Ever wonder how a short, eight-second EKG could tell a doctor about someone’s heart?
Lance S. Burns, MD, emergency medicine specialist, of Legacy ER & Urgent Care, Frisco East location, performs many EKGs in the ER as part of his profession.
I asked him why EKGs are so short and how they can provide enough information to doctors.
After all, if a person has an abnormal heart rhythm, there may still be long periods of time in between abnormal beats.
What are the odds that the abnormality will show during the eight seconds that the EKG is being taken?
Cardiologists and ER physicians are the two types of specialists who commonly administer the EKG.
Dr. Burns explains, “EKGs are not typically looking for arrhythmias. Therefore, unlike the longer rhythm strips or event monitors, the EKG need only be long enough to capture only several heart complexes.

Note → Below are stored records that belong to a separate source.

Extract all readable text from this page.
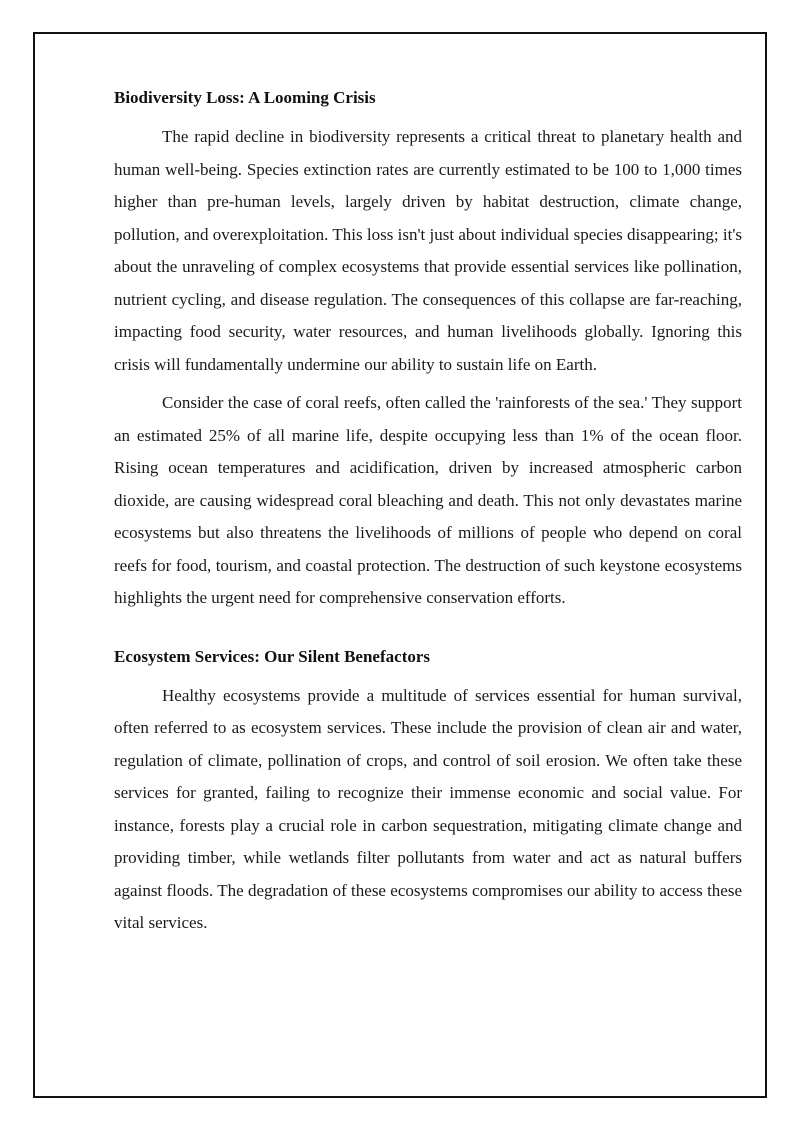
Biodiversity Loss: A Looming Crisis

The rapid decline in biodiversity represents a critical threat to planetary health and human well-being. Species extinction rates are currently estimated to be 100 to 1,000 times higher than pre-human levels, largely driven by habitat destruction, climate change, pollution, and overexploitation. This loss isn't just about individual species disappearing; it's about the unraveling of complex ecosystems that provide essential services like pollination, nutrient cycling, and disease regulation. The consequences of this collapse are far-reaching, impacting food security, water resources, and human livelihoods globally. Ignoring this crisis will fundamentally undermine our ability to sustain life on Earth.

Consider the case of coral reefs, often called the 'rainforests of the sea.' They support an estimated 25% of all marine life, despite occupying less than 1% of the ocean floor. Rising ocean temperatures and acidification, driven by increased atmospheric carbon dioxide, are causing widespread coral bleaching and death. This not only devastates marine ecosystems but also threatens the livelihoods of millions of people who depend on coral reefs for food, tourism, and coastal protection. The destruction of such keystone ecosystems highlights the urgent need for comprehensive conservation efforts.

Ecosystem Services: Our Silent Benefactors

Healthy ecosystems provide a multitude of services essential for human survival, often referred to as ecosystem services. These include the provision of clean air and water, regulation of climate, pollination of crops, and control of soil erosion. We often take these services for granted, failing to recognize their immense economic and social value. For instance, forests play a crucial role in carbon sequestration, mitigating climate change and providing timber, while wetlands filter pollutants from water and act as natural buffers against floods. The degradation of these ecosystems compromises our ability to access these vital services.
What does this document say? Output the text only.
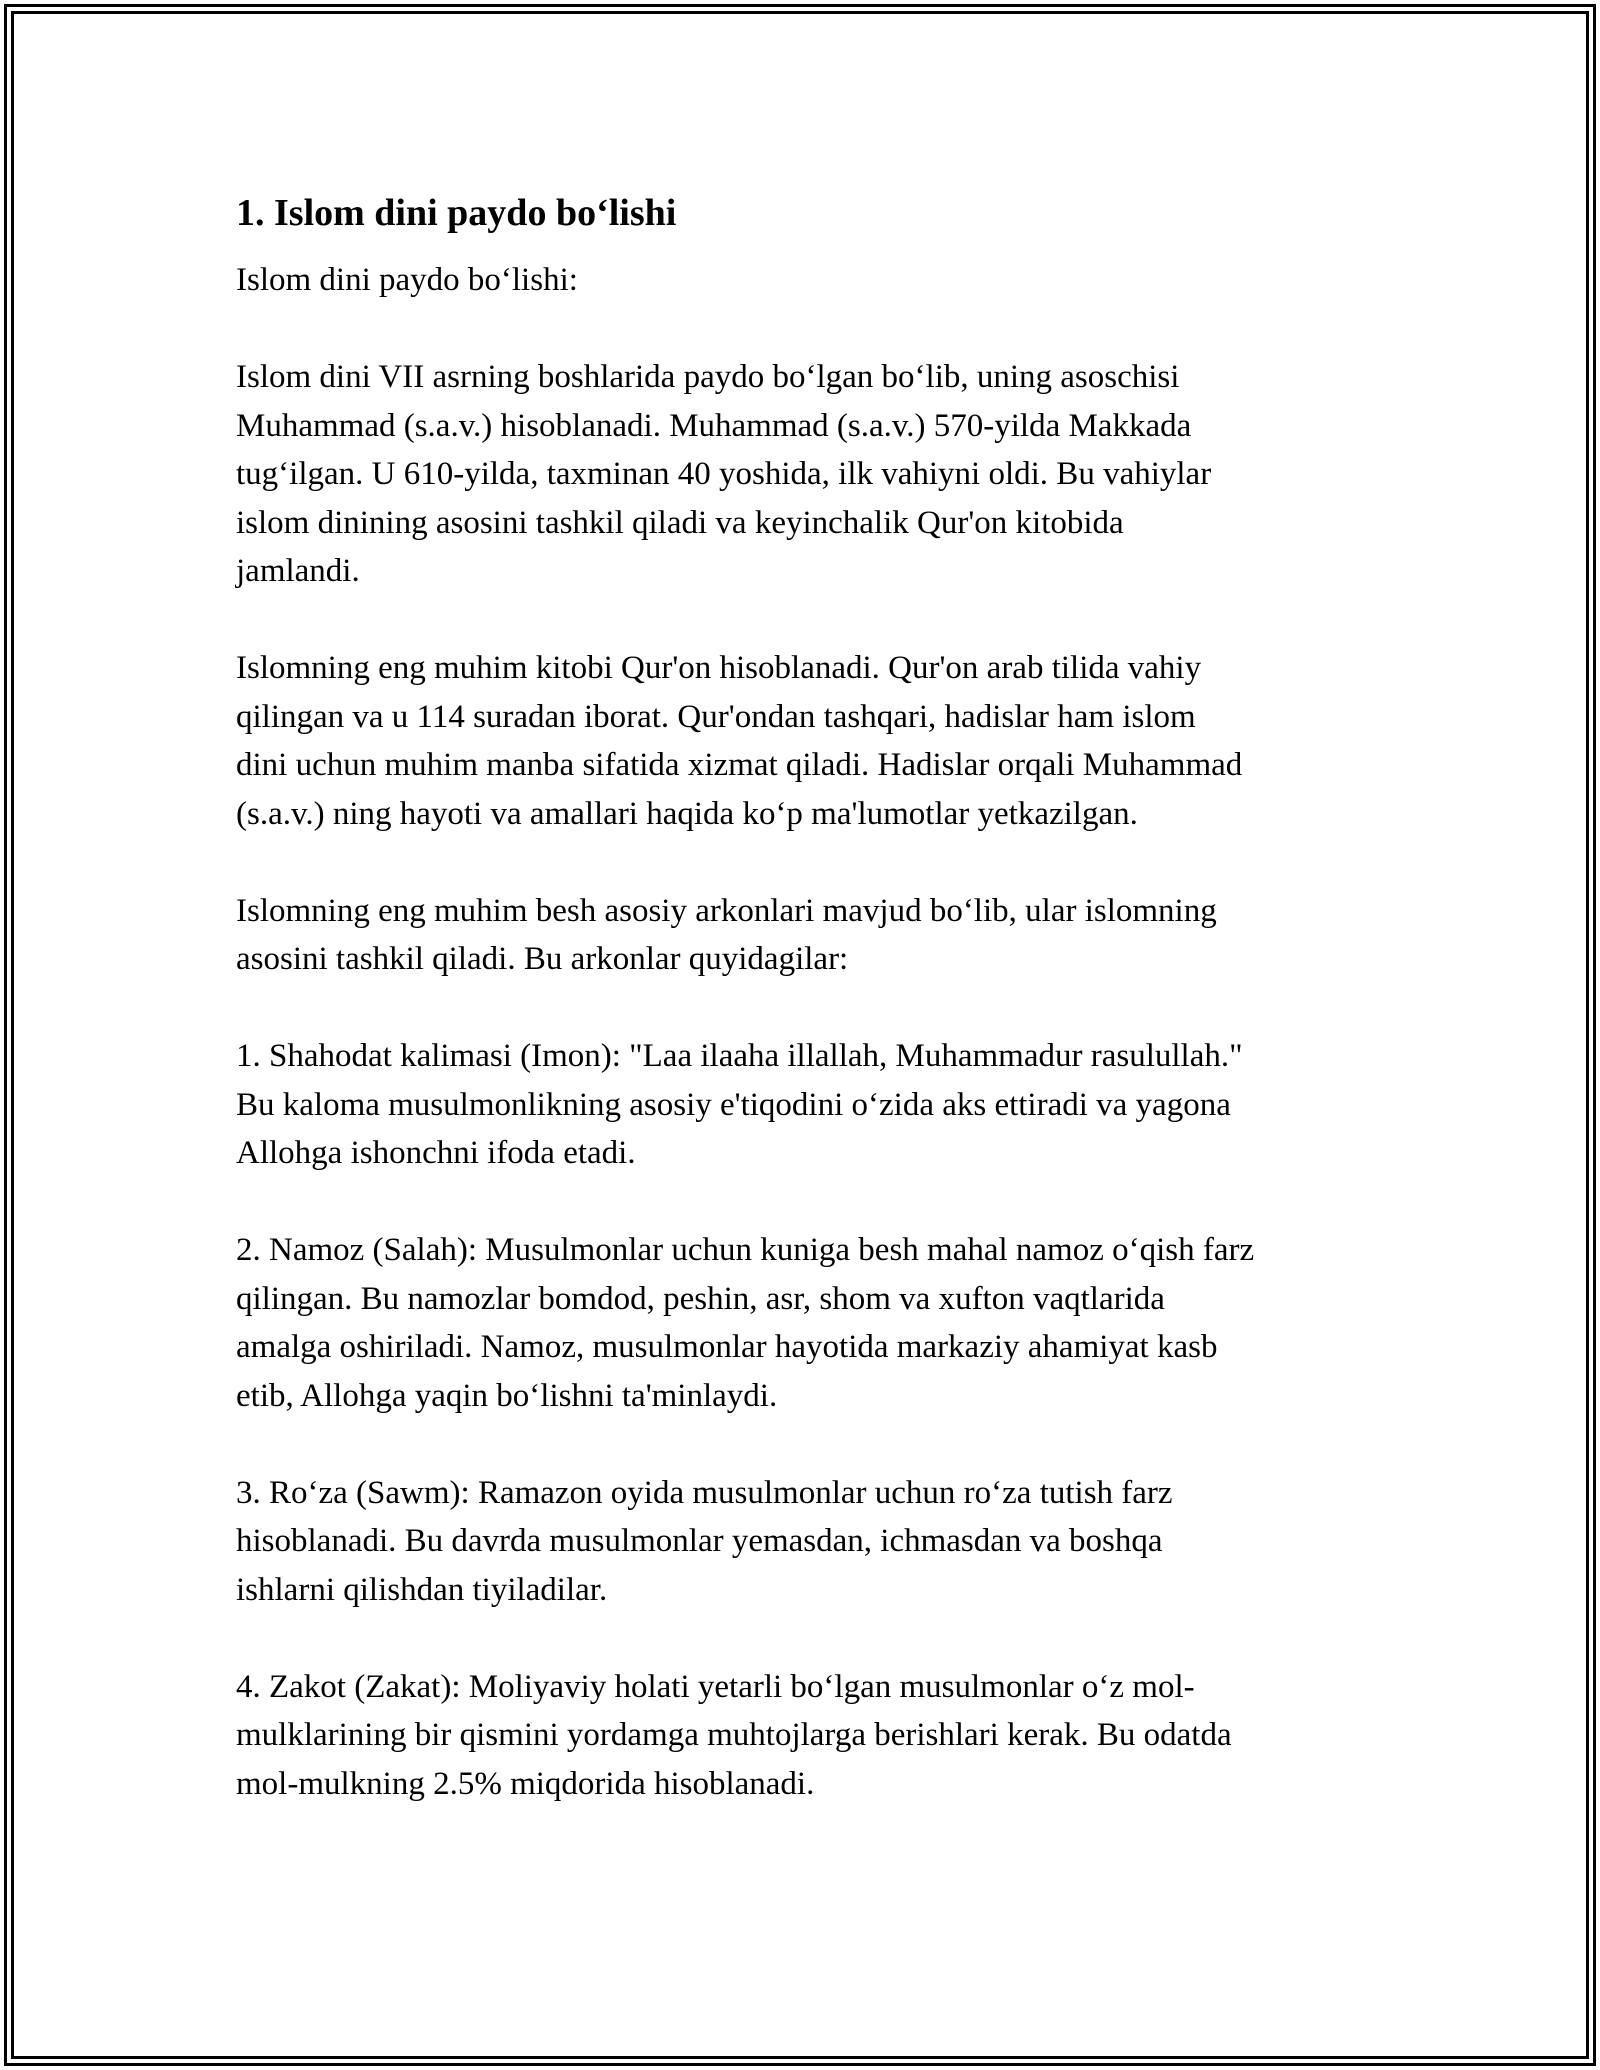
1. Islom dini paydo bo‘lishi

Islom dini paydo bo‘lishi:

Islom dini VII asrning boshlarida paydo bo‘lgan bo‘lib, uning asoschisi
Muhammad (s.a.v.) hisoblanadi. Muhammad (s.a.v.) 570-yilda Makkada
tug‘ilgan. U 610-yilda, taxminan 40 yoshida, ilk vahiyni oldi. Bu vahiylar
islom dinining asosini tashkil qiladi va keyinchalik Qur'on kitobida
jamlandi.

Islomning eng muhim kitobi Qur'on hisoblanadi. Qur'on arab tilida vahiy
qilingan va u 114 suradan iborat. Qur'ondan tashqari, hadislar ham islom
dini uchun muhim manba sifatida xizmat qiladi. Hadislar orqali Muhammad
(s.a.v.) ning hayoti va amallari haqida ko‘p ma'lumotlar yetkazilgan.

Islomning eng muhim besh asosiy arkonlari mavjud bo‘lib, ular islomning
asosini tashkil qiladi. Bu arkonlar quyidagilar:

1. Shahodat kalimasi (Imon): "Laa ilaaha illallah, Muhammadur rasulullah."
Bu kaloma musulmonlikning asosiy e'tiqodini o‘zida aks ettiradi va yagona
Allohga ishonchni ifoda etadi.

2. Namoz (Salah): Musulmonlar uchun kuniga besh mahal namoz o‘qish farz
qilingan. Bu namozlar bomdod, peshin, asr, shom va xufton vaqtlarida
amalga oshiriladi. Namoz, musulmonlar hayotida markaziy ahamiyat kasb
etib, Allohga yaqin bo‘lishni ta'minlaydi.

3. Ro‘za (Sawm): Ramazon oyida musulmonlar uchun ro‘za tutish farz
hisoblanadi. Bu davrda musulmonlar yemasdan, ichmasdan va boshqa
ishlarni qilishdan tiyiladilar.

4. Zakot (Zakat): Moliyaviy holati yetarli bo‘lgan musulmonlar o‘z mol-
mulklarining bir qismini yordamga muhtojlarga berishlari kerak. Bu odatda
mol-mulkning 2.5% miqdorida hisoblanadi.
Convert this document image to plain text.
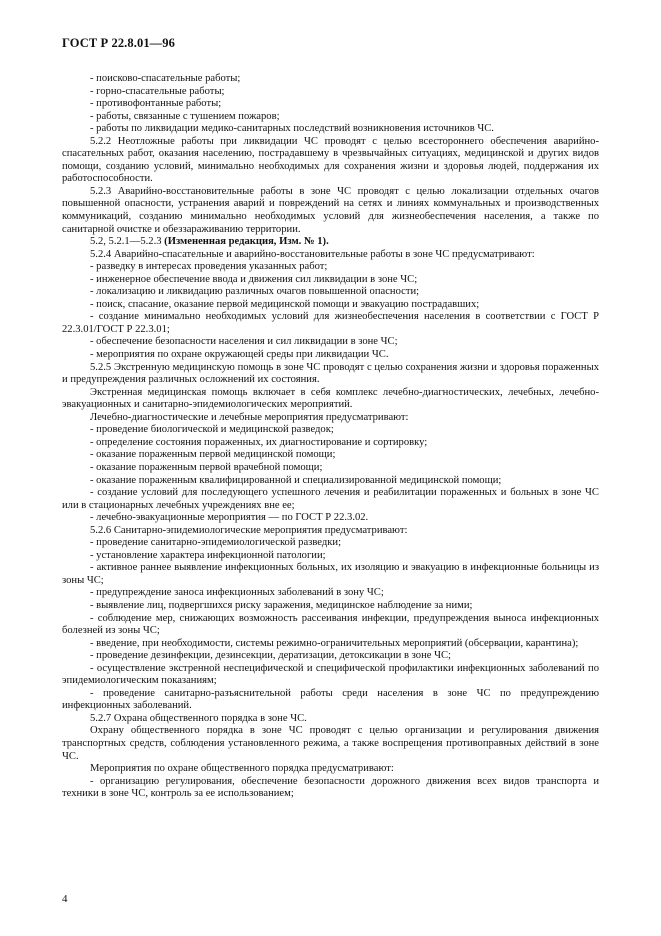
ГОСТ Р 22.8.01—96

- поисково-спасательные работы;

- горно-спасательные работы;

- противофонтанные работы;

- работы, связанные с тушением пожаров;

- работы по ликвидации медико-санитарных последствий возникновения источников ЧС.

5.2.2 Неотложные работы при ликвидации ЧС проводят с целью всестороннего обеспечения аварийно-спасательных работ, оказания населению, пострадавшему в чрезвычайных ситуациях, медицинской и других видов помощи, созданию условий, минимально необходимых для сохранения жизни и здоровья людей, поддержания их работоспособности.

5.2.3 Аварийно-восстановительные работы в зоне ЧС проводят с целью локализации отдельных очагов повышенной опасности, устранения аварий и повреждений на сетях и линиях коммунальных и производственных коммуникаций, созданию минимально необходимых условий для жизнеобеспечения населения, а также по санитарной очистке и обеззараживанию территории.

5.2, 5.2.1—5.2.3 (Измененная редакция, Изм. № 1).

5.2.4 Аварийно-спасательные и аварийно-восстановительные работы в зоне ЧС предусматривают:

- разведку в интересах проведения указанных работ;

- инженерное обеспечение ввода и движения сил ликвидации в зоне ЧС;

- локализацию и ликвидацию различных очагов повышенной опасности;

- поиск, спасание, оказание первой медицинской помощи и эвакуацию пострадавших;

- создание минимально необходимых условий для жизнеобеспечения населения в соответствии с ГОСТ Р 22.3.01/ГОСТ Р 22.3.01;

- обеспечение безопасности населения и сил ликвидации в зоне ЧС;

- мероприятия по охране окружающей среды при ликвидации ЧС.

5.2.5 Экстренную медицинскую помощь в зоне ЧС проводят с целью сохранения жизни и здоровья пораженных и предупреждения различных осложнений их состояния.

Экстренная медицинская помощь включает в себя комплекс лечебно-диагностических, лечебных, лечебно-эвакуационных и санитарно-эпидемиологических мероприятий.

Лечебно-диагностические и лечебные мероприятия предусматривают:

- проведение биологической и медицинской разведок;

- определение состояния пораженных, их диагностирование и сортировку;

- оказание пораженным первой медицинской помощи;

- оказание пораженным первой врачебной помощи;

- оказание пораженным квалифицированной и специализированной медицинской помощи;

- создание условий для последующего успешного лечения и реабилитации пораженных и больных в зоне ЧС или в стационарных лечебных учреждениях вне ее;

- лечебно-эвакуационные мероприятия — по ГОСТ Р 22.3.02.

5.2.6 Санитарно-эпидемиологические мероприятия предусматривают:

- проведение санитарно-эпидемиологической разведки;

- установление характера инфекционной патологии;

- активное раннее выявление инфекционных больных, их изоляцию и эвакуацию в инфекционные больницы из зоны ЧС;

- предупреждение заноса инфекционных заболеваний в зону ЧС;

- выявление лиц, подвергшихся риску заражения, медицинское наблюдение за ними;

- соблюдение мер, снижающих возможность рассеивания инфекции, предупреждения выноса инфекционных болезней из зоны ЧС;

- введение, при необходимости, системы режимно-ограничительных мероприятий (обсервации, карантина);

- проведение дезинфекции, дезинсекции, дератизации, детоксикации в зоне ЧС;

- осуществление экстренной неспецифической и специфической профилактики инфекционных заболеваний по эпидемиологическим показаниям;

- проведение санитарно-разъяснительной работы среди населения в зоне ЧС по предупреждению инфекционных заболеваний.

5.2.7 Охрана общественного порядка в зоне ЧС.

Охрану общественного порядка в зоне ЧС проводят с целью организации и регулирования движения транспортных средств, соблюдения установленного режима, а также воспрещения противоправных действий в зоне ЧС.

Мероприятия по охране общественного порядка предусматривают:

- организацию регулирования, обеспечение безопасности дорожного движения всех видов транспорта и техники в зоне ЧС, контроль за ее использованием;

4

“The EKG is looking at the electrical flow through heart muscle. If this is abnormal, it will be apparent in any one heartbeat.”
What can cause an abnormal electrical flow through heart muscle?
Blockage in a coronary artery is one possible cause, though an EKG is not used for the definitive diagnosis of coronary artery disease.
The gold standard of diagnosis for the so-called clogged arteries or blockages is the catheter angiogram, though other tests such as a cardiac stress test can indicate the presence of blockages.
Dr. Burns continues, “If the concern is trying to detect arrhythmias, then a much longer period of analysis (often days) will be needed.
“Certain arrhythmias, such as atrial or ventricular fibrillation, occur continuously and will be captured on an EKG, even with the short period of analysis.”
If a longer period of monitoring is needed, the patient can undergo a non-invasive placement just under the skin of an event monitor.